In case "bases with optional newlines" wasn't obvious to anyone else, a specific example (from Wikipedia) is:
;LCBO - Prolactin precursor - Bovine
MDSKGSSQKGSRLLLLLVVSNLLLCQGVVSTPVCPNGPGNCQVSLRDLFDRAVMVSHYIHDLSS
EMFNEFDKRYAQGKGFITMALNSCHTSSLPTPEDKEQAQQTHHEVLMSLILGLLRSWNDPLYHL
VTEVRGMKGAPDAILSRAIEIEEENKRLLEGMEMIFGQVIPGAKETEPYPVWSGLPSLQTKDED
ARYSAFYNLLHCLRRDSSKIDTYLKLLNCRIIYNNNC*
where "SS...EM", HL..VT", or "ED..AR" may be common subsequences, but the plaintext file arbitrarily wraps at column 65 so it renders on a DEC VT100 terminal from the 70s nicely.Or, for an even simpler example:
; plaintext
GATTAC
AGATTA
CAGATT
ACCAGA
TTACAG
ATTACA
becomes, on disk, something like ; plaintext\r\nGATTAC\r\nAGATTA\r\nCAGATT\r\nACCAGA\r\nTTACAG\r\nATTACA\r\n
which is hard to compress, while ; plaintext\r\nGATTACAGATTACAGATTACCAGATTACAGATTACA
is just "; plaintext\r\n" + "GATTACA" * 7
and then, if you want, you can reflow the text when it's time to render to the screen.

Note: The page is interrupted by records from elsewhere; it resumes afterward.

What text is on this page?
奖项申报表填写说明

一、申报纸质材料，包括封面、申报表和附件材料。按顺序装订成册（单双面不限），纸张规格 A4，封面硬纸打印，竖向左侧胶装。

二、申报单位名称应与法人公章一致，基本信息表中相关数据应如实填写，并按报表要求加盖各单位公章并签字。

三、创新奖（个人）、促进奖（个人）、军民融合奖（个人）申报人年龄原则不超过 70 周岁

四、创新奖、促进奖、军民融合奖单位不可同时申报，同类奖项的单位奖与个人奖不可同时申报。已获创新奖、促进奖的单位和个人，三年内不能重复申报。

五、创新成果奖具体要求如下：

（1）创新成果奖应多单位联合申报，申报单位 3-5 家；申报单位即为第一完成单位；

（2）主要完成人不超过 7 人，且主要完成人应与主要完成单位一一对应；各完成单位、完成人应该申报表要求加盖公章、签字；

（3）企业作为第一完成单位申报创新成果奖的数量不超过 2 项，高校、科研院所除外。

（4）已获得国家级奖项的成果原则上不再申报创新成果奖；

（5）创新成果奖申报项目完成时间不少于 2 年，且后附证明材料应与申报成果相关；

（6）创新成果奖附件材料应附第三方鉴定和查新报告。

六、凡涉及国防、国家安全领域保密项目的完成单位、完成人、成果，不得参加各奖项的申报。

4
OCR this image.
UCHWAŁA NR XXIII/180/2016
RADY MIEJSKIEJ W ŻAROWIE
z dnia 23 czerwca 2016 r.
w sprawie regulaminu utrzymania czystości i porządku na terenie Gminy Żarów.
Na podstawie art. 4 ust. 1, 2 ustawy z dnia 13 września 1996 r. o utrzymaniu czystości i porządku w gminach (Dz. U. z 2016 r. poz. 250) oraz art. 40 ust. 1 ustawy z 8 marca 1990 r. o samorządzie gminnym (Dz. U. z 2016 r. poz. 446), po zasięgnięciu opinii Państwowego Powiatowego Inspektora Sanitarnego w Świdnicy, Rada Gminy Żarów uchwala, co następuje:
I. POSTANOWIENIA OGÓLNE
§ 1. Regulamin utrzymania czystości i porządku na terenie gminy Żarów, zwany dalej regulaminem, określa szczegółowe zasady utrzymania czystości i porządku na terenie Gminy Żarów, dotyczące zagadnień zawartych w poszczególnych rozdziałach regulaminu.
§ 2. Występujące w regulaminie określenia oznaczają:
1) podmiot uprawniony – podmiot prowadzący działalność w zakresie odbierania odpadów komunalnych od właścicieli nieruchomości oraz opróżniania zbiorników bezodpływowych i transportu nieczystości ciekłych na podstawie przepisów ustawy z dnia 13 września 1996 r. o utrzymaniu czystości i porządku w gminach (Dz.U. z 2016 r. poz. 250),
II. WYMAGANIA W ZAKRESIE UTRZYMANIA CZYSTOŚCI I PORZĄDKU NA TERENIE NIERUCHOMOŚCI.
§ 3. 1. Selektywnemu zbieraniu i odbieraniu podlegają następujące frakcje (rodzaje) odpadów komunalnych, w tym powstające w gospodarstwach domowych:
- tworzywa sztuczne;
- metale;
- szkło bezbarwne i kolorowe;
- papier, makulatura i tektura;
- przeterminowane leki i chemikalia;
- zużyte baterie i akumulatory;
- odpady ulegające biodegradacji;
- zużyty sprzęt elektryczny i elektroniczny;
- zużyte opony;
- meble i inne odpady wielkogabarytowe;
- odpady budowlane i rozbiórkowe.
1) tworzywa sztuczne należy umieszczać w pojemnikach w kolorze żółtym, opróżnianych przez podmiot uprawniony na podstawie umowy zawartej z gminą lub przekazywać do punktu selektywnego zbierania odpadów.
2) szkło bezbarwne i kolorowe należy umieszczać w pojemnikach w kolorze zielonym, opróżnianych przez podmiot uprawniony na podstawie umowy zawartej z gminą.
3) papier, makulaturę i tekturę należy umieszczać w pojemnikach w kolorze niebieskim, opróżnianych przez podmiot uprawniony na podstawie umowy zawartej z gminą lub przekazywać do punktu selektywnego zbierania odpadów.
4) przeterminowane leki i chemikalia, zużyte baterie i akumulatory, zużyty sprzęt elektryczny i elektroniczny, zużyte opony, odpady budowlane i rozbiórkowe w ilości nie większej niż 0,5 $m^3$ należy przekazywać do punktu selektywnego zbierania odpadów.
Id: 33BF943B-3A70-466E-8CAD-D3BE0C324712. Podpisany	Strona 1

Feels like it could be an extension to the compression lib (and would retain newlines as such) vs requiring external document tailoring. Also feels like a very specific use case but this optimization might have larger applications outside this narrow field/format.
Huh, so in other words: "If you don't arbitrarily interrupt continuous sequences of data with cosmetic noise, they compress better."
When working with data, I definitely prefer the UI to adapt to the data. I never save anything for the display back.